2021 has been a rebound year in the healthcare sector. The COVID-19 impact felt throughout the healthcare sector in 2020 began to fade as the industry began to normal and manage the realities of the new normal created by the pandemic. Healthcare sector stocks are trading at their high for 2021, as per the S&P 500 Healthcare Sector Index. Only the home health and managed care sectors underperformed the S&P 500. All other healthcare sectors outperformed the S&P 500 by wide margins. This is clearly a sign of recovery within the healthcare sector.
What we saw in 2021
Mergers & Acquisitions (M&A) activity within the healthcare sector also rebounded in the first half of 2021, up 43% compared to the first half of 2020.1 According to Baker Tilly, 872 M&A transactions closed in the first half of 2021, up from 738 in the second half of 2020.1 Non-acute healthcare has been the most active sector for M&A in 2021 with long-term care coming in second in terms of number of M&A transactions in the first half of 2021. Hospital M&A deals are down in 2021, but the size of those transactions is up significantly.
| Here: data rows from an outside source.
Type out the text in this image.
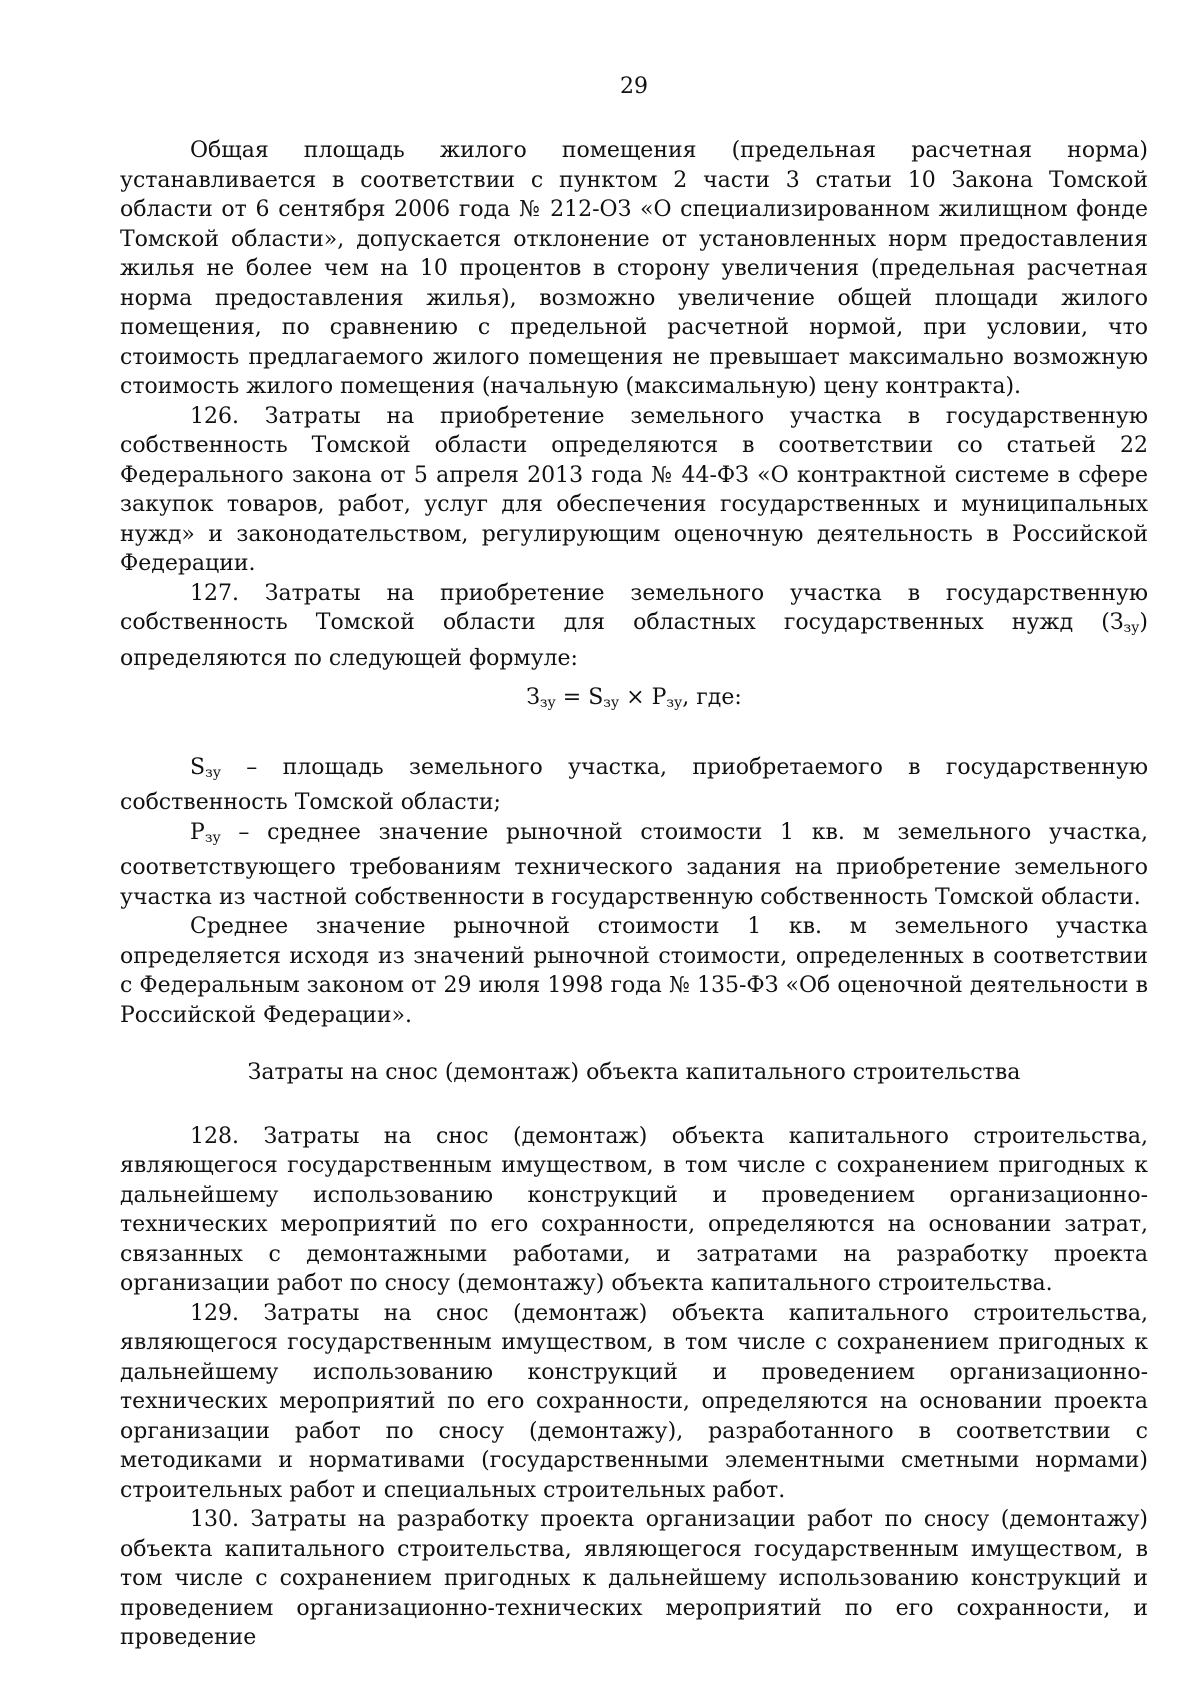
29

Общая площадь жилого помещения (предельная расчетная норма) устанавливается в соответствии с пунктом 2 части 3 статьи 10 Закона Томской области от 6 сентября 2006 года № 212-ОЗ «О специализированном жилищном фонде Томской области», допускается отклонение от установленных норм предоставления жилья не более чем на 10 процентов в сторону увеличения (предельная расчетная норма предоставления жилья), возможно увеличение общей площади жилого помещения, по сравнению с предельной расчетной нормой, при условии, что стоимость предлагаемого жилого помещения не превышает максимально возможную стоимость жилого помещения (начальную (максимальную) цену контракта).

126. Затраты на приобретение земельного участка в государственную собственность Томской области определяются в соответствии со статьей 22 Федерального закона от 5 апреля 2013 года № 44-ФЗ «О контрактной системе в сфере закупок товаров, работ, услуг для обеспечения государственных и муниципальных нужд» и законодательством, регулирующим оценочную деятельность в Российской Федерации.

127. Затраты на приобретение земельного участка в государственную собственность Томской области для областных государственных нужд $(З_{зу})$ определяются по следующей формуле:

$З_{зу} = S_{зу} \times P_{зу}$, где:

$S_{зу}$ – площадь земельного участка, приобретаемого в государственную собственность Томской области;

$P_{зу}$ – среднее значение рыночной стоимости 1 кв. м земельного участка, соответствующего требованиям технического задания на приобретение земельного участка из частной собственности в государственную собственность Томской области.

Среднее значение рыночной стоимости 1 кв. м земельного участка определяется исходя из значений рыночной стоимости, определенных в соответствии с Федеральным законом от 29 июля 1998 года № 135-ФЗ «Об оценочной деятельности в Российской Федерации».

Затраты на снос (демонтаж) объекта капитального строительства

128. Затраты на снос (демонтаж) объекта капитального строительства, являющегося государственным имуществом, в том числе с сохранением пригодных к дальнейшему использованию конструкций и проведением организационно-технических мероприятий по его сохранности, определяются на основании затрат, связанных с демонтажными работами, и затратами на разработку проекта организации работ по сносу (демонтажу) объекта капитального строительства.

129. Затраты на снос (демонтаж) объекта капитального строительства, являющегося государственным имуществом, в том числе с сохранением пригодных к дальнейшему использованию конструкций и проведением организационно-технических мероприятий по его сохранности, определяются на основании проекта организации работ по сносу (демонтажу), разработанного в соответствии с методиками и нормативами (государственными элементными сметными нормами) строительных работ и специальных строительных работ.

130. Затраты на разработку проекта организации работ по сносу (демонтажу) объекта капитального строительства, являющегося государственным имуществом, в том числе с сохранением пригодных к дальнейшему использованию конструкций и проведением организационно-технических мероприятий по его сохранности, и проведение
Private equity continues to be a major source of M&A activity in the healthcare sector.
From a regulatory perspective, it's clear the Biden administration is much more interested in M&A than the prior administration. The Federal Trade Commission, while experiencing significant backlogs, will be keeping a close eye on all M&A activity, particularly the large deals.
The vast majority of healthcare primary Directors' and Officers' (D&O) Liability insurance carriers are not seeing their books of business performing well. As a result, they intend to take continued action to make their books of business profitable, with many Directors' and Officers' Liability carriers continued focus on:
- Reducing their limits of liability on any one insured;
- Raising retentions on all the coverage lines they provided;
- Restricting terms for antitrust coverage and regulatory coverage;
- Raising premiums in excess of 10% for virtually all risks and raising premiums much more significantly for larger risks in
Health systems saw margin compression in 2020 from large reductions in elective surgeries. Physician offices, long-term care providers, clinics, rehabilitation businesses and other healthcare providers that closed due to the pandemic experienced massive economic hardship in 2020. Directors' and Officers' Liability underwriters will focus on the financial recovery of these healthcare organizations in their underwriting.
The continued heightened frequency and severity of Employment Practices Liability (EPL) claims continues to be a major issue in the healthcare sector. M&A frequently leads to redundancy of positions and reductions in staff to control expenses in order to maximize profitability. These staff reductions in force often lead to EPL litigation, and when those reductions in force include highly paid physicians, costs of EPL claims costs accelerate quickly. The need to control expenses due to margin compression generated by the pandemic is also resulting in reductions in force that have resulted in increased frequency of claims.
The healthcare management liability sector will once again be challenging in 2022.
- Primary carriers are targeting at least double-digit premium increases on their D&O and EPL private/nonprofit renewals.
- Carriers will attempt to increase EPL retentions again.
- Excess capacity is still plentiful but more costly.
- Coverage terms negotiations will be contentious in 2022.
Now, more than ever, it's critically important to start renewals as soon as possible and deliver a comprehensive and professional submission to underwriters.
Because of the highly nuanced nature of the healthcare management liability market, it is imperative that you are working with an insurance broker who specializes in your particular industry or line of coverage. Gallagher has a vast network of specialists who understand your industry and business, along with the best solutions in the healthcare management liability marketplace for your specific challenges.
Please note: A client's risk profile is the primary variable dictating renewal outcomes. Loss experience, industry, location and individual account nuances will also have a significant impact on these renewals.